Cutting to the Chase [Jonah Goldberg]
I've been thinking about it and I think the bottom line on Palin is pretty simple. If she does a good job at the convention and survives about three weeks of serious media scrutiny — no horrible gaffes, no unforgivable I-don't-knows to gotchya questions (fair and unfair), no botched hostile interviews — she will emerge as the single most inspired VP pick in modern memory and she will give the Democrats migraines for a long time to come, assuming there are no terrible skeletons we don't know about. But, if she screws up in the next three weeks, gives the press and the late night comedians sufficient fodder to Quayelize her, she'll be seen as anything from a liability to an outright horrible pick. That's it.

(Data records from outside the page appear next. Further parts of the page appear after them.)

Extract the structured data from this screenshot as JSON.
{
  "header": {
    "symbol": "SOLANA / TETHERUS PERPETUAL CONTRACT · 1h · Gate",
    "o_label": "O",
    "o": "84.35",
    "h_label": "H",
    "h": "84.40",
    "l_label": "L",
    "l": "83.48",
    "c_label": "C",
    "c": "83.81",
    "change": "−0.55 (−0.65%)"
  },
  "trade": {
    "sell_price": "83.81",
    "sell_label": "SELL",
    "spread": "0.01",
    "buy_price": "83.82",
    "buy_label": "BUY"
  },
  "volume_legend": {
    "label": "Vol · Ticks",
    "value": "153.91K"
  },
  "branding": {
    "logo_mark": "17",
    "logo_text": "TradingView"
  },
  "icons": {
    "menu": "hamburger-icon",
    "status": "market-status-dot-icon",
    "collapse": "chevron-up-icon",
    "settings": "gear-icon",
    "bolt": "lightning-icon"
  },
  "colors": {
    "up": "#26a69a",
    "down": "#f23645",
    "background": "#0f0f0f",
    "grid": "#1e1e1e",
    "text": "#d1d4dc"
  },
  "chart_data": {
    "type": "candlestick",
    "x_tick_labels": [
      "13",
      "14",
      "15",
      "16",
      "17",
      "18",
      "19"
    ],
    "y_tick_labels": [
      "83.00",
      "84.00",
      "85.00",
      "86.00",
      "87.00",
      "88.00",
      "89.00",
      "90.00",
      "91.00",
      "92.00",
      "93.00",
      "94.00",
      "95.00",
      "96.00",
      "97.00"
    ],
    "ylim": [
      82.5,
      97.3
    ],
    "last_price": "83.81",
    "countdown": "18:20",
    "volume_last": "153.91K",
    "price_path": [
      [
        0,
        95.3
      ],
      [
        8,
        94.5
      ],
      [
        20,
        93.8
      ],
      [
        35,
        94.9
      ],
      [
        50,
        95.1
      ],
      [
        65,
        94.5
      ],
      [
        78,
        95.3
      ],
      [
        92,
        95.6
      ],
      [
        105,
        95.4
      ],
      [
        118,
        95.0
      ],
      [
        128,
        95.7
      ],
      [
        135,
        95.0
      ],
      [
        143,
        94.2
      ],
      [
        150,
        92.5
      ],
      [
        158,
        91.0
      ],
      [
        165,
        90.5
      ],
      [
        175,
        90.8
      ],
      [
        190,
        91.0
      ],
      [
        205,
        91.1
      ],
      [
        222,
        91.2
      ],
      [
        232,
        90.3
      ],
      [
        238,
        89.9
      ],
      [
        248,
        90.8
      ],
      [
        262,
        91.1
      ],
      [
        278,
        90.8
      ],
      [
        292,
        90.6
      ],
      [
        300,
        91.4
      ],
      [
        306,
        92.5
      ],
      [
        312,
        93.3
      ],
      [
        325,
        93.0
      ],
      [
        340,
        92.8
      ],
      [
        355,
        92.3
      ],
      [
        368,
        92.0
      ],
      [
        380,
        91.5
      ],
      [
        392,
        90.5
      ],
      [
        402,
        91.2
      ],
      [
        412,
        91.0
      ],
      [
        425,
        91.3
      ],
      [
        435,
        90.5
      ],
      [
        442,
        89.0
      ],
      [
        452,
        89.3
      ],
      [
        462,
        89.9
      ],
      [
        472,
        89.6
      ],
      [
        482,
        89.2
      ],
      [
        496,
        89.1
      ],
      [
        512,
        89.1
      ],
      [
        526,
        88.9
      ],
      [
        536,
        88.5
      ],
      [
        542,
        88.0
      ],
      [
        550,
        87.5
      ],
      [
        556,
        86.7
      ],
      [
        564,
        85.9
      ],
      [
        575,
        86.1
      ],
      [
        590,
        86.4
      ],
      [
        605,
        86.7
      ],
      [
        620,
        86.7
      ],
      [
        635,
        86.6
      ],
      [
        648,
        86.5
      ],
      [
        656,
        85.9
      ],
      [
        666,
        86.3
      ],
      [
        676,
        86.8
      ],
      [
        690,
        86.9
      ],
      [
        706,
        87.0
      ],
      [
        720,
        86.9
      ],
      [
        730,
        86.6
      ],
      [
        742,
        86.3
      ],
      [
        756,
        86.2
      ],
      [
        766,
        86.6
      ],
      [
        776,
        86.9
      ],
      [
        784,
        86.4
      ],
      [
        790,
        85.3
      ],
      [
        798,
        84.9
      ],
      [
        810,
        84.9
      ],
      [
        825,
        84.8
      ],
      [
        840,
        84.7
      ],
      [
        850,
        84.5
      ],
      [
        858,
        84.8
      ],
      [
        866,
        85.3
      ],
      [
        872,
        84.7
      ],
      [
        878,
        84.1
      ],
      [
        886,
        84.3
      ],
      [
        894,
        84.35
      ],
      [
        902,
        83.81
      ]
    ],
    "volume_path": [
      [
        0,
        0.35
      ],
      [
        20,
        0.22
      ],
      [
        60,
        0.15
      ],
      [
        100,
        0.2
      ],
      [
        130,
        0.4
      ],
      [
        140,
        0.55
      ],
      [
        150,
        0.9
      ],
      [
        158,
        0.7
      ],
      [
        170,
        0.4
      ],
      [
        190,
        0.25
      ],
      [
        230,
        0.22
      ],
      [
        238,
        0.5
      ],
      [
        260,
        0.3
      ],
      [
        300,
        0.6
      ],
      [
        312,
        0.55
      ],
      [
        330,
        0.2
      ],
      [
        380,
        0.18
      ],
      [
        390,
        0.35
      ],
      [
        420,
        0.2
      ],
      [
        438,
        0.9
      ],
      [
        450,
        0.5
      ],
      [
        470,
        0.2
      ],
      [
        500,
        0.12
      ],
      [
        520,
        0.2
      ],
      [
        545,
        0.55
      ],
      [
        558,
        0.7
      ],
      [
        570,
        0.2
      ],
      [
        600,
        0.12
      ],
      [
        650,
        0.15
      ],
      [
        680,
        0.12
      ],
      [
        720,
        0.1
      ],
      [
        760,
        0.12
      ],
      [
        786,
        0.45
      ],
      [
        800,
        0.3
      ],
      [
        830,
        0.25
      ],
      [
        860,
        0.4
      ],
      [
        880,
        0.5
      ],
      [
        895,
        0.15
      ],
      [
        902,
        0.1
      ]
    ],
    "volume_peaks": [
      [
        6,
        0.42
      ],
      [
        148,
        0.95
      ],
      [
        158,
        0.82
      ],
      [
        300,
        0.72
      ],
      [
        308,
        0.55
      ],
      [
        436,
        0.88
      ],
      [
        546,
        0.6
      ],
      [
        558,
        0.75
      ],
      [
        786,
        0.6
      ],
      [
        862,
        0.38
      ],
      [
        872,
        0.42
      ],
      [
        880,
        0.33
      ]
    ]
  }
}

Paul Begala's attacks on the Palin pick actually have some merit to them (I listened to a lot of CNN yesterday). He rebuffs the counter-argument that Obama's experience is no better — and arguably worse — than Palin's by saying, yeah, but 18 million people voted for Obama to be their party's nominee. Voters have scrutinized Obama and decided he's up to the job. That's how democracy works. Begala argues that Palin has enjoyed no such scrutiny. She's become the veep nominee based on one man's vote — McCain's — and that says a lot about McCain's judgment. I think that's a basically fair point. It's true that judgment is more important than experience (though I don't remotely buy that Obama's judgment is better than McCain's). So, again, it all comes down to whether Palin holds up under intense scrutiny. If it looks like this was purely a stunt, then McCain's critics will be right that his "country first" mantra rings a bit hollow. If, on the other hand, she proves to be as impressive as she seems, no one will care about how small Wasilla is.
All I can say is I hope McCain's vetters did their job and that she's not only up to it, but that she's doing her homework too.